In the exercises, from 8 to 13, simplify the expression:

8. \[ \left( \cfrac{ \mathrm{e}^7 }{ \mathrm{e}^3 } \right)^{-1} \]
9. \[ \cfrac{ 3^3 3^5 }{ \left( 3^4 \right)^3 } \]
10. \[ \cfrac{ 5^{1/2} \left( 5^{1/2} \right)^5 }{5^4} \]
11. \[ \cfrac{ 2^{-3}2^5 }{ \left( 2^4 \right)^{-3} } \]
12. \[ \cfrac{ \left( 2^4 \right)^{1/3} }{ 16 \left( 2^{7/3} \right) } \]
13. \[ \cfrac{ \left( 2^{1/3} 3^{2/3} \right)^3 }{ 3^{5/2} 3^{-1/2} } \]

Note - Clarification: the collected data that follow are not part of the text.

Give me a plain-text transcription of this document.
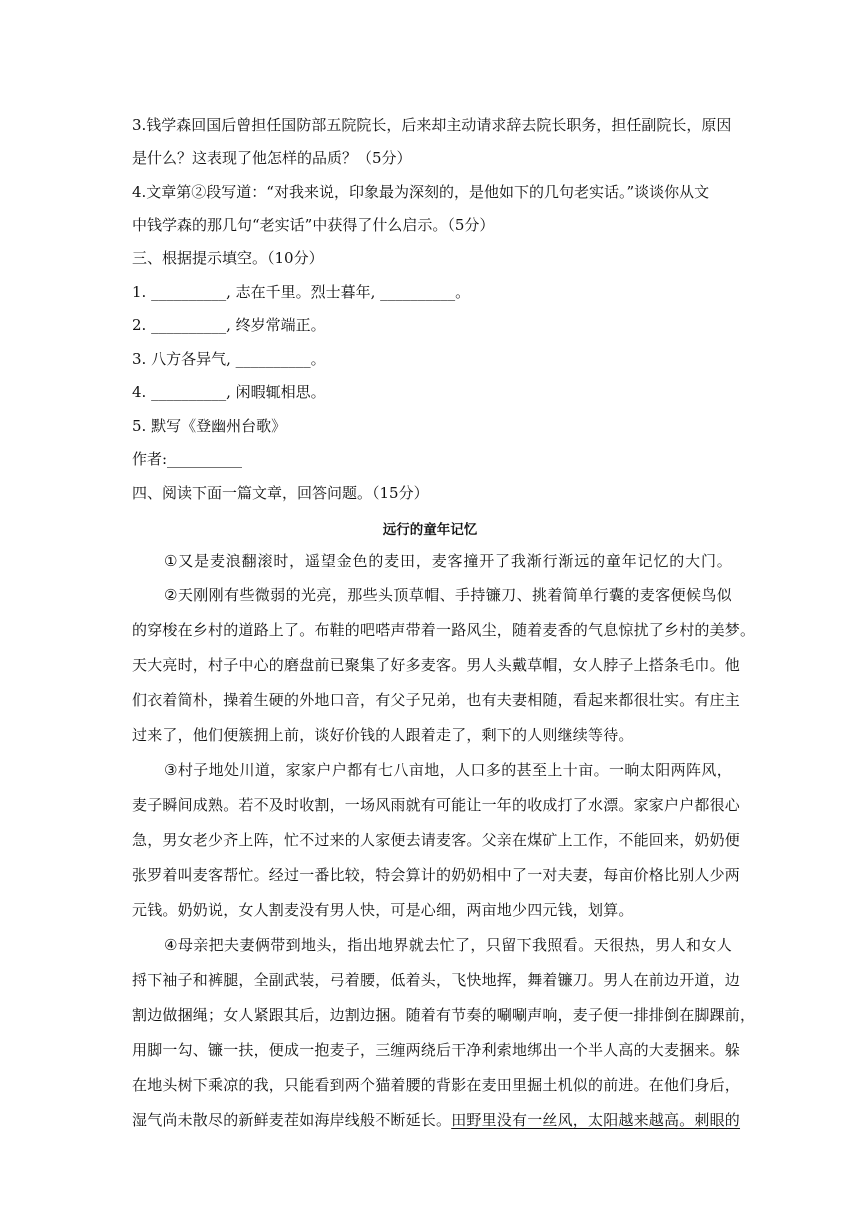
3.钱学森回国后曾担任国防部五院院长，后来却主动请求辞去院长职务，担任副院长，原因
是什么？这表现了他怎样的品质？（5分）
4.文章第②段写道：“对我来说，印象最为深刻的，是他如下的几句老实话。”谈谈你从文
中钱学森的那几句“老实话”中获得了什么启示。（5分）
三、根据提示填空。（10分）
1. __________, 志在千里。烈士暮年, __________。
2. __________, 终岁常端正。
3. 八方各异气, __________。
4. __________, 闲暇辄相思。
5. 默写《登幽州台歌》
作者:__________
四、阅读下面一篇文章，回答问题。（15分）
远行的童年记忆
①又是麦浪翻滚时，遥望金色的麦田，麦客撞开了我渐行渐远的童年记忆的大门。
②天刚刚有些微弱的光亮，那些头顶草帽、手持镰刀、挑着简单行囊的麦客便候鸟似
的穿梭在乡村的道路上了。布鞋的吧嗒声带着一路风尘，随着麦香的气息惊扰了乡村的美梦。
天大亮时，村子中心的磨盘前已聚集了好多麦客。男人头戴草帽，女人脖子上搭条毛巾。他
们衣着简朴，操着生硬的外地口音，有父子兄弟，也有夫妻相随，看起来都很壮实。有庄主
过来了，他们便簇拥上前，谈好价钱的人跟着走了，剩下的人则继续等待。
③村子地处川道，家家户户都有七八亩地，人口多的甚至上十亩。一晌太阳两阵风，
麦子瞬间成熟。若不及时收割，一场风雨就有可能让一年的收成打了水漂。家家户户都很心
急，男女老少齐上阵，忙不过来的人家便去请麦客。父亲在煤矿上工作，不能回来，奶奶便
张罗着叫麦客帮忙。经过一番比较，特会算计的奶奶相中了一对夫妻，每亩价格比别人少两
元钱。奶奶说，女人割麦没有男人快，可是心细，两亩地少四元钱，划算。
④母亲把夫妻俩带到地头，指出地界就去忙了，只留下我照看。天很热，男人和女人
捋下袖子和裤腿，全副武装，弓着腰，低着头，飞快地挥，舞着镰刀。男人在前边开道，边
割边做捆绳；女人紧跟其后，边割边捆。随着有节奏的唰唰声响，麦子便一排排倒在脚踝前，
用脚一勾、镰一扶，便成一抱麦子，三缠两绕后干净利索地绑出一个半人高的大麦捆来。躲
在地头树下乘凉的我，只能看到两个猫着腰的背影在麦田里掘土机似的前进。在他们身后，
湿气尚未散尽的新鲜麦茬如海岸线般不断延长。田野里没有一丝风，太阳越来越高。刺眼的
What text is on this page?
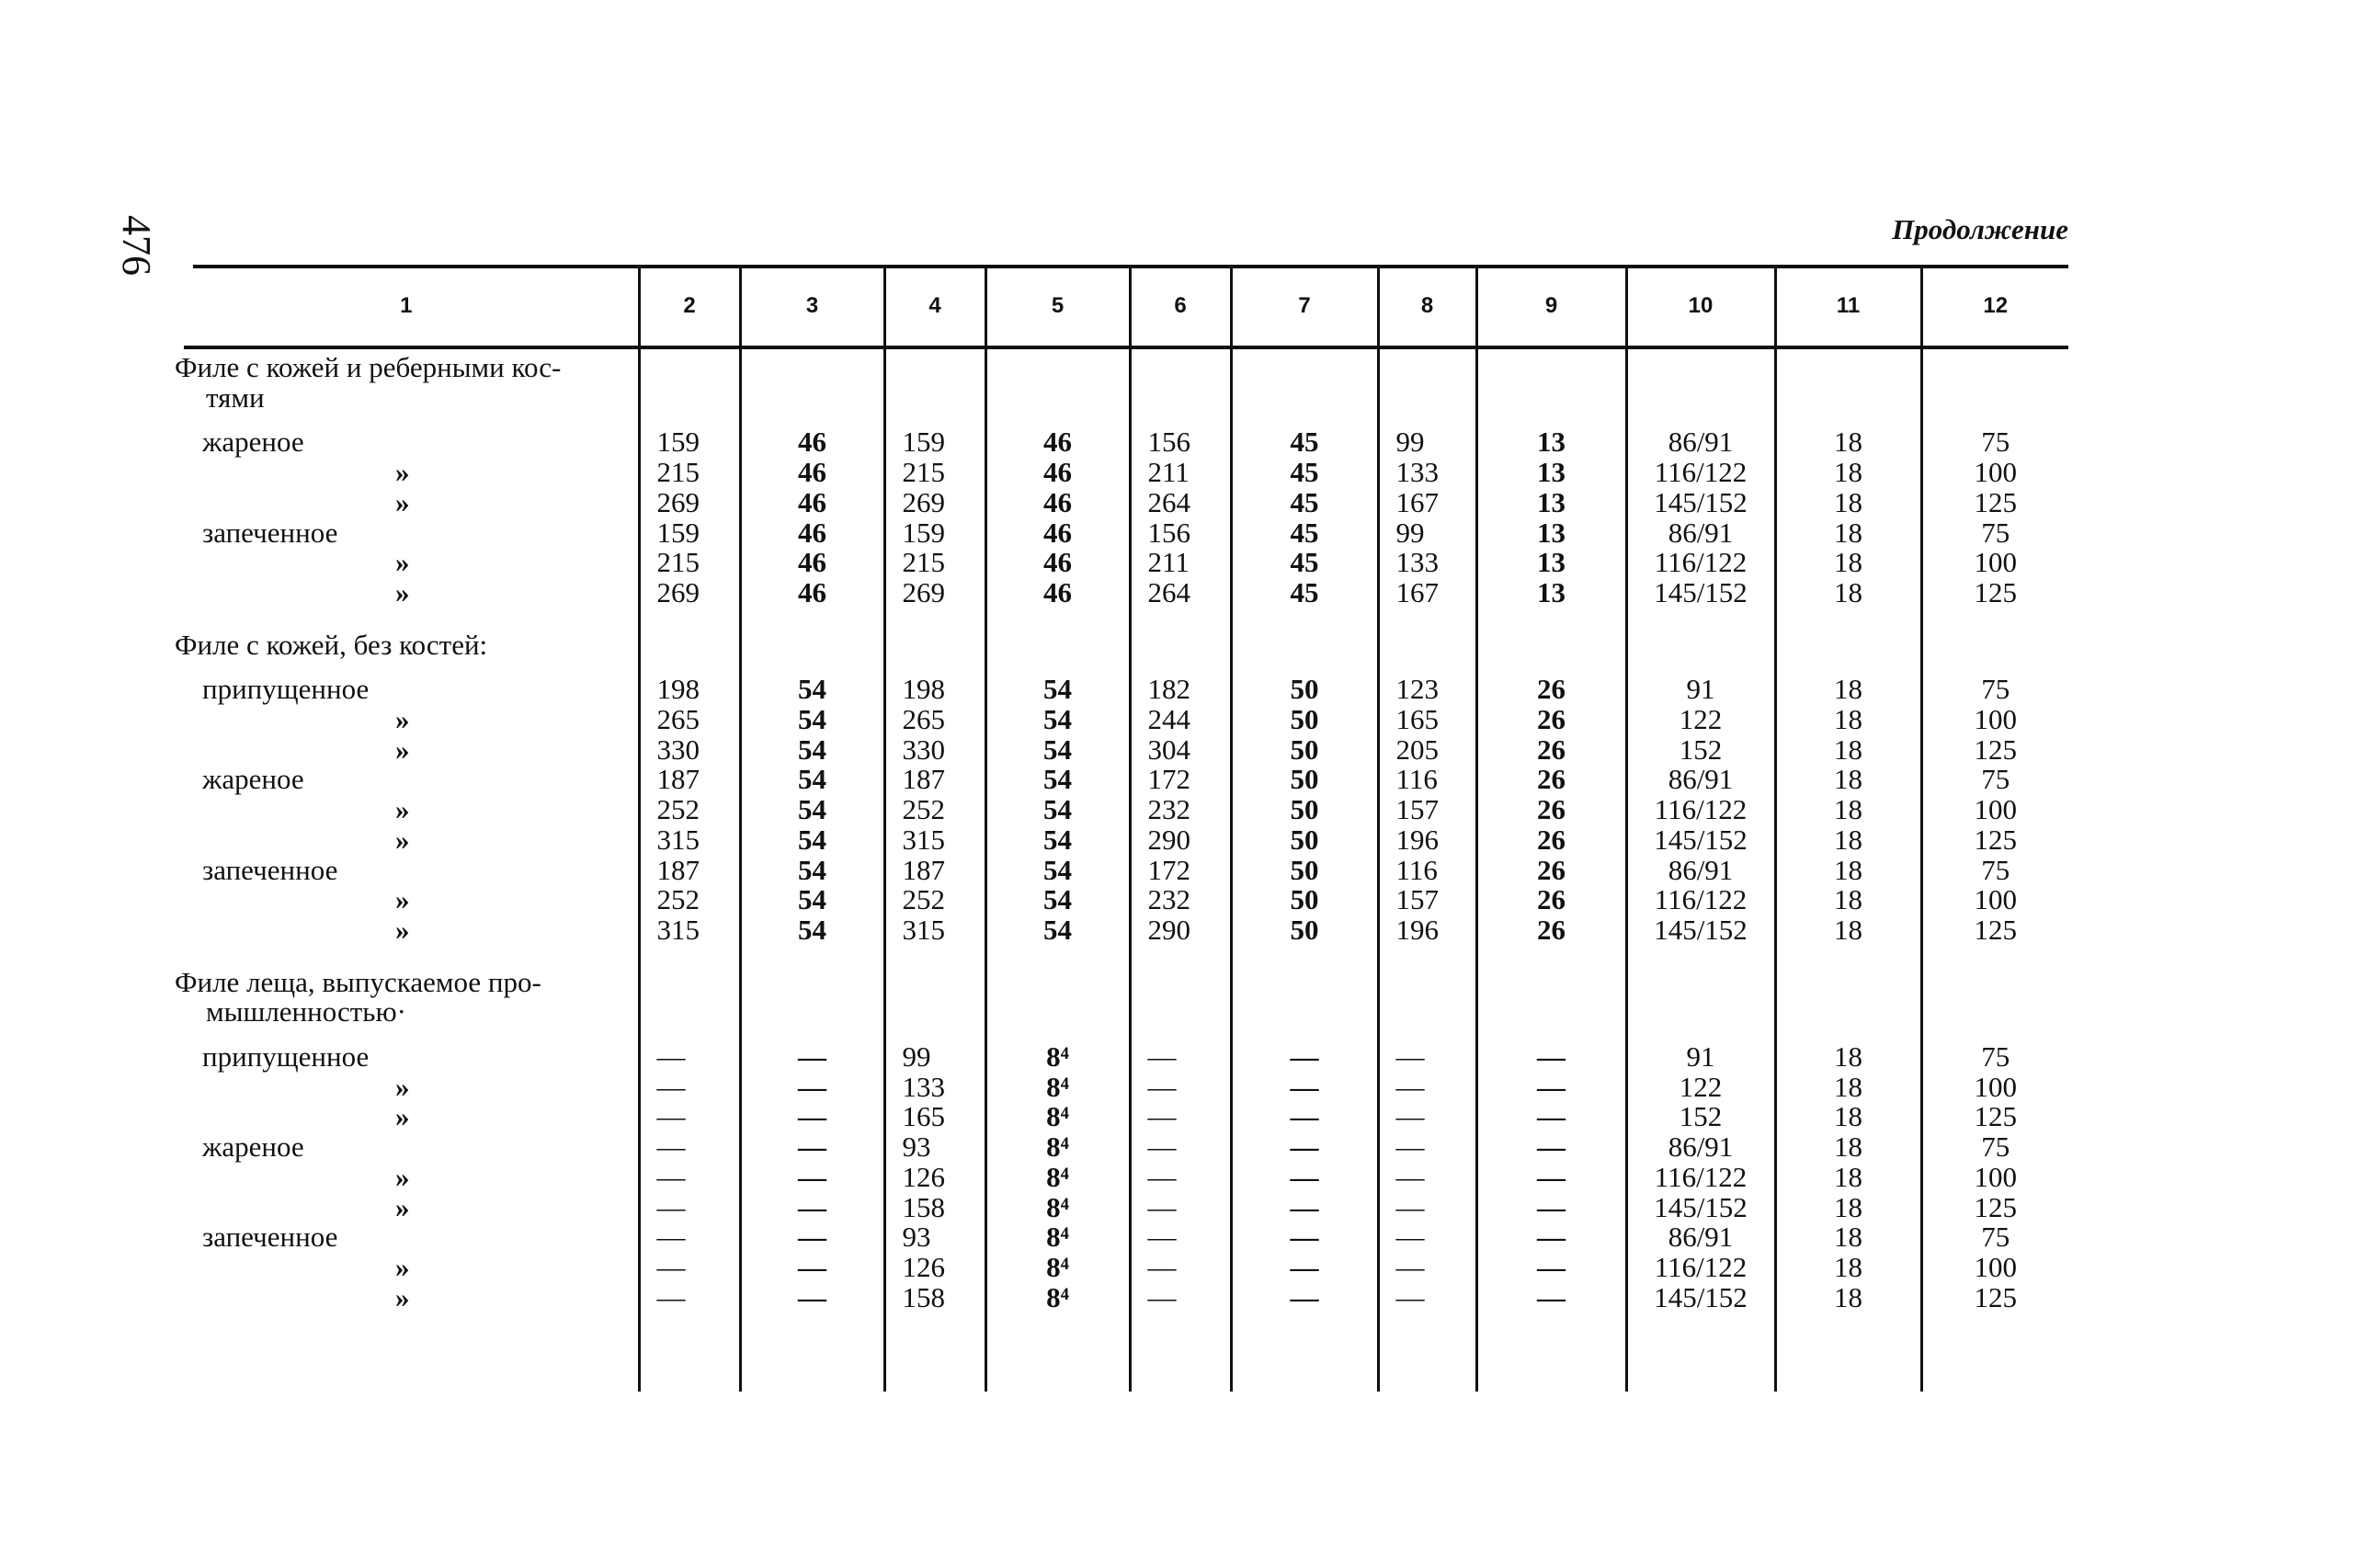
476	Продолжение
1	2	3	4	5	6	7	8	9	10	11	12

Филе с кожей и реберными кос-
тями											

жареное	159	46	159	46	156	45	99	13	86/91	18	75
»	215	46	215	46	211	45	133	13	116/122	18	100
»	269	46	269	46	264	45	167	13	145/152	18	125
запеченное	159	46	159	46	156	45	99	13	86/91	18	75
»	215	46	215	46	211	45	133	13	116/122	18	100
»	269	46	269	46	264	45	167	13	145/152	18	125

Филе с кожей, без костей:											

припущенное	198	54	198	54	182	50	123	26	91	18	75
»	265	54	265	54	244	50	165	26	122	18	100
»	330	54	330	54	304	50	205	26	152	18	125
жареное	187	54	187	54	172	50	116	26	86/91	18	75
»	252	54	252	54	232	50	157	26	116/122	18	100
»	315	54	315	54	290	50	196	26	145/152	18	125
запеченное	187	54	187	54	172	50	116	26	86/91	18	75
»	252	54	252	54	232	50	157	26	116/122	18	100
»	315	54	315	54	290	50	196	26	145/152	18	125

Филе леща, выпускаемое про-
мышленностью·											

припущенное	—	—	99	8⁴	—	—	—	—	91	18	75
»	—	—	133	8⁴	—	—	—	—	122	18	100
»	—	—	165	8⁴	—	—	—	—	152	18	125
жареное	—	—	93	8⁴	—	—	—	—	86/91	18	75
»	—	—	126	8⁴	—	—	—	—	116/122	18	100
»	—	—	158	8⁴	—	—	—	—	145/152	18	125
запеченное	—	—	93	8⁴	—	—	—	—	86/91	18	75
»	—	—	126	8⁴	—	—	—	—	116/122	18	100
»	—	—	158	8⁴	—	—	—	—	145/152	18	125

In the exercises, from 14 to 19, solve the equation.

14. \[ 2^{2x-1} = 8 \]
15. \[ \left( \frac{1}{3} \right)^{x+1} = 27 \]
16. \[ 8 \sqrt[3]{2} = 4^x \]
17. \[ \left( 3^{2x}\, 3^2 \right)^4 = 3 \]
18. \[ \mathrm{e}^{-6x+1} = \mathrm{e}^3 \]
19. \[ \mathrm{e}^{x^{2}-2x} = \mathrm{e}^3 \]

In the exercises, from 20 to 28, sketch the graph of the function. Use the translation and reflection techniques in all of them, except for the exercises 25 and 27.

20. \[ y = \mathrm{e}^{x+2} \]
21. \[ y = -2\mathrm{e}^x +1 \]
22. \[ y = \mathrm{e}^{-x} \]
23. \[ y = \mathrm{e}^{-x}+2 \]
24. \[ y = 2-\mathrm{e}^{-x} \]
25. \[ y = 3^x \]
26. \[ y = 3^{-x+2} \]
27. \[ y = 4^x \]
28. \[ y = -4^{-x-1} \]
29. If   \(g(x)=A\mathrm{e}^{-kx}\),   \(g(0)=9\)   and   \(g(2)=5\),   find \(g(6)\).
30. If   \(h(x)=30-P\mathrm{e}^{-kx}\),   \(h(0)=10\)   and   \(h(3)=-30\),   find \(h(12)\).